What You Need To Know

  • A new study reveals rising sea levels could destroy parts of the Bolsa Chica Ecological Reserve

  • The 1,400-acre reserve in Orange County is one of the last remaining wetlands in Southern California

  • The ecological reserve serves as a vital stop for many birds on their migration path, but over development has given those birds fewer places to rest and lay their eggs

  • Kim Kolpin with the Bolsa Chica Land Trust and her team of volunteers have been working to protect the reserve for decades

Bolsa Chica is a stop on an avian highway of sorts that stretches from the tip of Alaska down through South America, but since the 19th century the LA-Orange County area has lost more than 90% of its wetlands, mostly due to development.

“These bird species used to have thousands of miles of beaches to lay their eggs on. They don’t have that anymore. Now, we have to fence off little segments of beach for them,” Kolpin said.

A restoration project was completed in 2006, which let in more ocean water at the south end of the wetlands and brought more wildlife to the area, but the recent study found sea level rise is another threat.

“Those nesting islands are definitely in jeopardy,” Kolpin said.

“You’re gonna lose this edge habitat, all of this pickle weed, which is really important nesting habitat for one of our endangered species,” she said, pointing to the wetlands.

That study also presented the agencies involved, including the California Department of Fish and Wildlife, with multiple options, but the question remains how to move forward and how much it could cost.

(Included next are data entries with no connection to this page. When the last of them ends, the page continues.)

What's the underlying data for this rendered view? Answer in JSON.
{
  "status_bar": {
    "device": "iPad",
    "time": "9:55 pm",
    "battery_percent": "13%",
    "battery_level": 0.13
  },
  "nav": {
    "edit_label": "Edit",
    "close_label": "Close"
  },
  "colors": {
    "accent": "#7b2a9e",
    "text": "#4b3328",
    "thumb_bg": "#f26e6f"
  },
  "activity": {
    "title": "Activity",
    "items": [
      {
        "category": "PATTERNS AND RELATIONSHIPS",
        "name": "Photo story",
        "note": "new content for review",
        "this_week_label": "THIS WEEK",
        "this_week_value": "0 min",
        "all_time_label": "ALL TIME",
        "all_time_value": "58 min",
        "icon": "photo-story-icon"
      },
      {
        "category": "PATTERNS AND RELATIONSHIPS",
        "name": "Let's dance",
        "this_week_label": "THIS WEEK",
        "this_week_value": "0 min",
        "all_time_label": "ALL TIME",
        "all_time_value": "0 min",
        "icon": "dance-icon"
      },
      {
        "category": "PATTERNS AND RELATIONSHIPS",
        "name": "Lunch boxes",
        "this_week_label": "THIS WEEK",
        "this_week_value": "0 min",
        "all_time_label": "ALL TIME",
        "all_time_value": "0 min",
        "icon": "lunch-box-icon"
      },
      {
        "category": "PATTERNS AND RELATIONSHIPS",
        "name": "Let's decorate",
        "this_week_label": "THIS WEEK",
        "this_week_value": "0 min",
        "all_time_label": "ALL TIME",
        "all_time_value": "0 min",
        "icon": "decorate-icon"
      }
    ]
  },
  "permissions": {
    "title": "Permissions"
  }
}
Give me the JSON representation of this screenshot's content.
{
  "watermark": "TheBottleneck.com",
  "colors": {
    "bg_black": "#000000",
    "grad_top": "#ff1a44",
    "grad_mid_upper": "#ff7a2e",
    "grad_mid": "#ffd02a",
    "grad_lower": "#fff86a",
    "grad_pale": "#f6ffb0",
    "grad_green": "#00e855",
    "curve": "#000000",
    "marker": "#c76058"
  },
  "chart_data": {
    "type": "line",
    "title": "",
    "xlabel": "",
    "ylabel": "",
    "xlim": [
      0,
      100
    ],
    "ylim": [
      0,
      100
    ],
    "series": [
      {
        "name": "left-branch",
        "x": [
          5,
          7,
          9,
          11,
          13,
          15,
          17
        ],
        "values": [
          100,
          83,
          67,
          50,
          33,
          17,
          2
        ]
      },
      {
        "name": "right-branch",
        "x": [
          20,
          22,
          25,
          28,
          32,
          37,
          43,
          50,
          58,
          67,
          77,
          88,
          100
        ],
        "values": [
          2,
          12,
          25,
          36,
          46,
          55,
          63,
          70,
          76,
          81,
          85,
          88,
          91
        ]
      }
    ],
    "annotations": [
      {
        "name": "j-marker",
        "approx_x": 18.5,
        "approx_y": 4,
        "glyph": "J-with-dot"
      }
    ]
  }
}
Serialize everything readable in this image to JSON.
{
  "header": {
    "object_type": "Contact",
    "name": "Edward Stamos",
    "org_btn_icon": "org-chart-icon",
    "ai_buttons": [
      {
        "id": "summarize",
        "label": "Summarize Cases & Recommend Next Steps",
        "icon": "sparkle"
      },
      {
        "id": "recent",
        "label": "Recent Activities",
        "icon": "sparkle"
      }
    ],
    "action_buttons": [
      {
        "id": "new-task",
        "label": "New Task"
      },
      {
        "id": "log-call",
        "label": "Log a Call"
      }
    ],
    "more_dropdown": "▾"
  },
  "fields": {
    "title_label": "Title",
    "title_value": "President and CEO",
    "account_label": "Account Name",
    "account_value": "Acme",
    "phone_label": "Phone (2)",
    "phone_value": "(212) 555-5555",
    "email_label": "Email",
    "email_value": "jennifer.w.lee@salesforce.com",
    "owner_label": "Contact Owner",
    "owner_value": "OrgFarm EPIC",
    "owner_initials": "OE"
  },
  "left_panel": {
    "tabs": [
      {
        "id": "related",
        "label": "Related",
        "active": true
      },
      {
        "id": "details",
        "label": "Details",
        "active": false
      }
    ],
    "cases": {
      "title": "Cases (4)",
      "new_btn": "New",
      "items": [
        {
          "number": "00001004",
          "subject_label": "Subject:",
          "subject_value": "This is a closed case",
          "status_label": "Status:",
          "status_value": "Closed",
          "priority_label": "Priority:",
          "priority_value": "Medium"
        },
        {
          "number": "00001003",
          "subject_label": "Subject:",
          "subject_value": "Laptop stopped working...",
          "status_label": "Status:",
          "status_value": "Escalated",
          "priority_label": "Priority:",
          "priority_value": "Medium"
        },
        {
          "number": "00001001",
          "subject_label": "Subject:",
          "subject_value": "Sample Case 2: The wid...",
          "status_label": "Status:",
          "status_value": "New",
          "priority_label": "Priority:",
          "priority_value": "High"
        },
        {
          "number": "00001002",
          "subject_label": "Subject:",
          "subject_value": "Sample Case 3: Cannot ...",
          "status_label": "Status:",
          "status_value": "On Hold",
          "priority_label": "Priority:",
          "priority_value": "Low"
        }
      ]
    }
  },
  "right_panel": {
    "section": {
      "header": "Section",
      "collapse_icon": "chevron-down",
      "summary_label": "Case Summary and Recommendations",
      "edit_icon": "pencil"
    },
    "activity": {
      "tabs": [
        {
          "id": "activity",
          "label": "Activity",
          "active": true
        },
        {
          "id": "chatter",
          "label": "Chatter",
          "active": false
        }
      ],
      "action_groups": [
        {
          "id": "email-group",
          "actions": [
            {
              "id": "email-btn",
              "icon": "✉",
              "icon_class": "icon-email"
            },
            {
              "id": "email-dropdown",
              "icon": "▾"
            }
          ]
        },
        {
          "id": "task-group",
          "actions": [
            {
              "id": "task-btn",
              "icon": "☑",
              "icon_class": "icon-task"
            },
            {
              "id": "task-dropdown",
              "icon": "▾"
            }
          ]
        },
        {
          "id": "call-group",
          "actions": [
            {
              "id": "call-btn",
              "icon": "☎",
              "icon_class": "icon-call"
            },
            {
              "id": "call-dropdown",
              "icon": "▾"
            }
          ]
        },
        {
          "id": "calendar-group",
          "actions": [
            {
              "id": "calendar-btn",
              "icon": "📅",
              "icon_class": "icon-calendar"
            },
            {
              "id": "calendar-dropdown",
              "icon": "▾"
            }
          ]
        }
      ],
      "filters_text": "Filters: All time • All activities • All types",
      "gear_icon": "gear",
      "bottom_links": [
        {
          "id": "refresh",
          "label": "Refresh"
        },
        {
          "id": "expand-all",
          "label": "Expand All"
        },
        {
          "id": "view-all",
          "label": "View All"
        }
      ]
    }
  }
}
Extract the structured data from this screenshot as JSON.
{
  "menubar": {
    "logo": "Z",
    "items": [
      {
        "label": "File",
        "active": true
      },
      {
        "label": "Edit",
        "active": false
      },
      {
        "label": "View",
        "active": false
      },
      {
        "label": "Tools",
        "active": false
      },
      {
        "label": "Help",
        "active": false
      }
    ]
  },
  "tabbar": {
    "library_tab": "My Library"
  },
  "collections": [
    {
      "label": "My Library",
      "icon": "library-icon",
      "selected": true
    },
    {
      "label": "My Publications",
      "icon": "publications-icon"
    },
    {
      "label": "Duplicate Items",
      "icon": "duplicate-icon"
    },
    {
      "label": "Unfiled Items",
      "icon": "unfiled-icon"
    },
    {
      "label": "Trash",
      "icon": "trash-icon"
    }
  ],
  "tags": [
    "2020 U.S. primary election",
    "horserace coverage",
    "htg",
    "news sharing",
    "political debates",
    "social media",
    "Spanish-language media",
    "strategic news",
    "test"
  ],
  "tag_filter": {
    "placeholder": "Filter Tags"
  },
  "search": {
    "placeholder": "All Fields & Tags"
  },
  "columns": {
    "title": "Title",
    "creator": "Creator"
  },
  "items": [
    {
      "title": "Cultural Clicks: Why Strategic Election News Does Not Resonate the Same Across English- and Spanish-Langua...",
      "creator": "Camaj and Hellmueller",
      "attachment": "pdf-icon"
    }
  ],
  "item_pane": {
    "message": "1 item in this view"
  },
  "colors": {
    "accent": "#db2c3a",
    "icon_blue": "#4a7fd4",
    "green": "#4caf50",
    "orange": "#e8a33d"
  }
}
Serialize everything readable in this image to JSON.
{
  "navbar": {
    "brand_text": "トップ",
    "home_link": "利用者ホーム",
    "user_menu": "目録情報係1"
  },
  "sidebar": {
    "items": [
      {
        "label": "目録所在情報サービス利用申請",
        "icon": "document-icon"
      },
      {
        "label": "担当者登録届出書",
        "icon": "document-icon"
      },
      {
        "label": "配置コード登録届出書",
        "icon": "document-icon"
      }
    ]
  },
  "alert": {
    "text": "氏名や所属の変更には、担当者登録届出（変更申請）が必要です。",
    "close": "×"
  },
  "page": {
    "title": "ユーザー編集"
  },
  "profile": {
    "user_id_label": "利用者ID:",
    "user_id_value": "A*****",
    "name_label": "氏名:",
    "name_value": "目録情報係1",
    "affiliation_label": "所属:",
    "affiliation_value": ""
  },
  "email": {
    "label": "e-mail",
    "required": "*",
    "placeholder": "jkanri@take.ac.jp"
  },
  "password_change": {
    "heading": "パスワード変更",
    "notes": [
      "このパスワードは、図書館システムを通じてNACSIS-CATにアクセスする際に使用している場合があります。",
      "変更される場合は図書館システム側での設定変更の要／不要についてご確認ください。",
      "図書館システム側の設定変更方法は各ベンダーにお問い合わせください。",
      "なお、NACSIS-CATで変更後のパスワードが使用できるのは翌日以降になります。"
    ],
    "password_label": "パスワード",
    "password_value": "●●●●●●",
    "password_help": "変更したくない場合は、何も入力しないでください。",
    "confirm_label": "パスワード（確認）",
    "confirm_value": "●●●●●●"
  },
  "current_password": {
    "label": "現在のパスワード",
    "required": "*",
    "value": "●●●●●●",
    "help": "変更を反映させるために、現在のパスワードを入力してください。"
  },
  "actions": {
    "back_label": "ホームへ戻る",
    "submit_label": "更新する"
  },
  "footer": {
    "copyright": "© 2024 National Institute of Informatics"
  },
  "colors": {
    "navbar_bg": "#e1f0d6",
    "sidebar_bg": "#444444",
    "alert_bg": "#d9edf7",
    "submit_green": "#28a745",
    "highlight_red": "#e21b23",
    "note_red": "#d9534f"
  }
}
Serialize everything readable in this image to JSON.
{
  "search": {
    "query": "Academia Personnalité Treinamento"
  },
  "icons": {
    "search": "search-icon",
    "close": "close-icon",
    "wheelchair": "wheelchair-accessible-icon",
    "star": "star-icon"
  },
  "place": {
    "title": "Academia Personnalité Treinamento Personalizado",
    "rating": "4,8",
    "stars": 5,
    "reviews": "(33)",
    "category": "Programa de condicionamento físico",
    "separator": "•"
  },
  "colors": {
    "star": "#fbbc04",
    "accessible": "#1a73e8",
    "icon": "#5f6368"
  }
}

“Creating living shorelines where there are none now would raise the back of Bolsa Chica up a bit and create a lot more of that sand dune habitat that would benefit these nesting birds,” Kolpin said.

Pre-pandemic, the reserve saw an average of 80,000 visitors per year. Kolpin says the pandemic pushed those numbers to more than 100,000 visitors, but she says keeping the wetlands thriving for guests to enjoy is a fight for funding in a race against time.

“It’s a slow and steady pace and we are hoping that we can increase that pace and we need to in order to make it sustainable and resilient for that sea level rise, climate change,” she said.

And for her, protecting this special place isn’t just vital, she says it’s simply the right thing to do.